Dans un long entretien avec le podcasteur Joe Rogan, le vice-président américain a déclaré que Jeffrey Epstein « semblait » être lié à des éléments du « deep state israélien ».

Le vice-président JD Vance a fait ce que peu de responsables américains ont fait publiquement : il a dit tout haut ce que beaucoup pensent tout bas au sujet de Jeffrey Epstein.

Dans un entretien avec le podcasteur Joe Rogan, Vance a affirmé que le défunt délinquant sexuel condamné avait des liens avec les « plus hauts niveaux » des services de renseignement américains et israéliens. Epstein, a-t-il dit, « semblait » être connecté à des éléments du « deep state israélien ».

Cette déclaration est notable car elle émane du vice-président en exercice des États-Unis. Depuis des années, la question des liens d’Epstein avec les services de renseignement flirte avec les limites du discours mainstream. Des dossiers déclassifiés du FBI montrent que les liens potentiels d’Epstein avec les services de renseignement israéliens étaient considérés comme une préoccupation formelle de contre-espionnage. Mais aucun responsable américain du rang de Vance ne s’était exprimé aussi clairement.
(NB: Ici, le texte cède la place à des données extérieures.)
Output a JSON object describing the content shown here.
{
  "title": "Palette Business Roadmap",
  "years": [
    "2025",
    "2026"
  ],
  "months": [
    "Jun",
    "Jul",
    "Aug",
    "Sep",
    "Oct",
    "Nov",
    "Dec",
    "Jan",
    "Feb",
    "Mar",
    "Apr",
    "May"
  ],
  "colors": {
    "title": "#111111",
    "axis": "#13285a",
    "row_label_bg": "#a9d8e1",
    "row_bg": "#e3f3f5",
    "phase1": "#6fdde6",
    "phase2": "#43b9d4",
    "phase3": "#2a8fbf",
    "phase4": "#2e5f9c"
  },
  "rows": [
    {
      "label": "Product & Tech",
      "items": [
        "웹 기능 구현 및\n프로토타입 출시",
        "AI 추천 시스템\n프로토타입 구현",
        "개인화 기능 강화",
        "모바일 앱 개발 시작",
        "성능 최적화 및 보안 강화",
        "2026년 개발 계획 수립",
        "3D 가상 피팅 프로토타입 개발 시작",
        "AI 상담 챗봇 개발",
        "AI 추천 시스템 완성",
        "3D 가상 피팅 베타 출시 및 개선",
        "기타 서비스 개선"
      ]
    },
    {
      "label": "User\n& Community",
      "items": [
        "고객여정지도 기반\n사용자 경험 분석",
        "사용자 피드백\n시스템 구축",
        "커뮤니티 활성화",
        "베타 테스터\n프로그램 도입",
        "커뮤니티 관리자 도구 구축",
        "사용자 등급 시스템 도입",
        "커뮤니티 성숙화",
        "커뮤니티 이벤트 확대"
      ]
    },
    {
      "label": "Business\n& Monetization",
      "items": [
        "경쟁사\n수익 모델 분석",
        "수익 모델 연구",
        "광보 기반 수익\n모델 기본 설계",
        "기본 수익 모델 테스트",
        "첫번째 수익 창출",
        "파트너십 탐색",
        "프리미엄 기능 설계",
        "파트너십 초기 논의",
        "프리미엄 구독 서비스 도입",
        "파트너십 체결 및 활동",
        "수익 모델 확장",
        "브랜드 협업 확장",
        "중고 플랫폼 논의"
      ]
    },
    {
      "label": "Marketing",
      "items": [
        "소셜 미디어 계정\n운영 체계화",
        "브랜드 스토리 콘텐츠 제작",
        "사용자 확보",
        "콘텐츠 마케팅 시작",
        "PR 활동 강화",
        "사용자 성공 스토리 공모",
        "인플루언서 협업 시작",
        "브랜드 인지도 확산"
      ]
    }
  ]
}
Le timing est également significatif. L’administration Trump a publié des millions de pages des dossiers Epstein du ministère de la Justice, et ces divulgations ont relancé l’examen des relations du financier avec des personnalités politiques et des services de renseignement. Parmi les liens qui ont attiré l’attention : les relations inhabituellement étroites d’Epstein avec l’ancien Premier ministre israélien Ehud Barak, qui a visité la résidence new-yorkaise d’Epstein à plusieurs reprises.

Les relations d’Epstein s’étendaient bien au-delà d’Israël. Il a cultivé des liens avec des politiciens américains, des milliardaires, des membres de la royauté et des universitaires. Mais la dimension du renseignement a toujours été la plus sensible. Epstein dirigeait un réseau d’influence mondial qui croisait les mondes du renseignement, de la diplomatie et de la finance. Sa condamnation pour trafic sexuel en 2019 et sa mort subséquente en détention fédérale n’ont pas résolu les questions sur qui l’a aidé et pourquoi.

Les remarques de Vance sur le podcast de Rogan ne seront probablement pas le dernier mot. La publication des dossiers Epstein a suscité un intérêt intense, et les commentaires du vice-président ne feront qu’ajouter à la pression pour de nouvelles divulgations. La question de ce que les agences de renseignement américaines et israéliennes savaient à propos d’Epstein, et quand elles le savaient, reste largement sans réponse.

L’entretien avec Rogan a donné à Vance une plateforme pour aborder le sujet Epstein d’une manière que les conférences de presse formelles permettent rarement. Il n’a pas fourni de preuves pour ses affirmations, et sa caractérisation des liens d’Epstein comme « semblant » exister laisse place à l’ambiguïté. Mais pour un vice-président en exercice d’invoquer l’expression « deep state israélien » en lien avec Epstein, c’est une rupture avec le langage prudent qui entoure habituellement le sujet.

Que les commentaires de Vance mènent à une enquête plus approfondie ou restent une note de bas de page dans une longue et étrange histoire dépendra de ce que contiennent réellement les dossiers publiés. Mais le signal a été envoyé.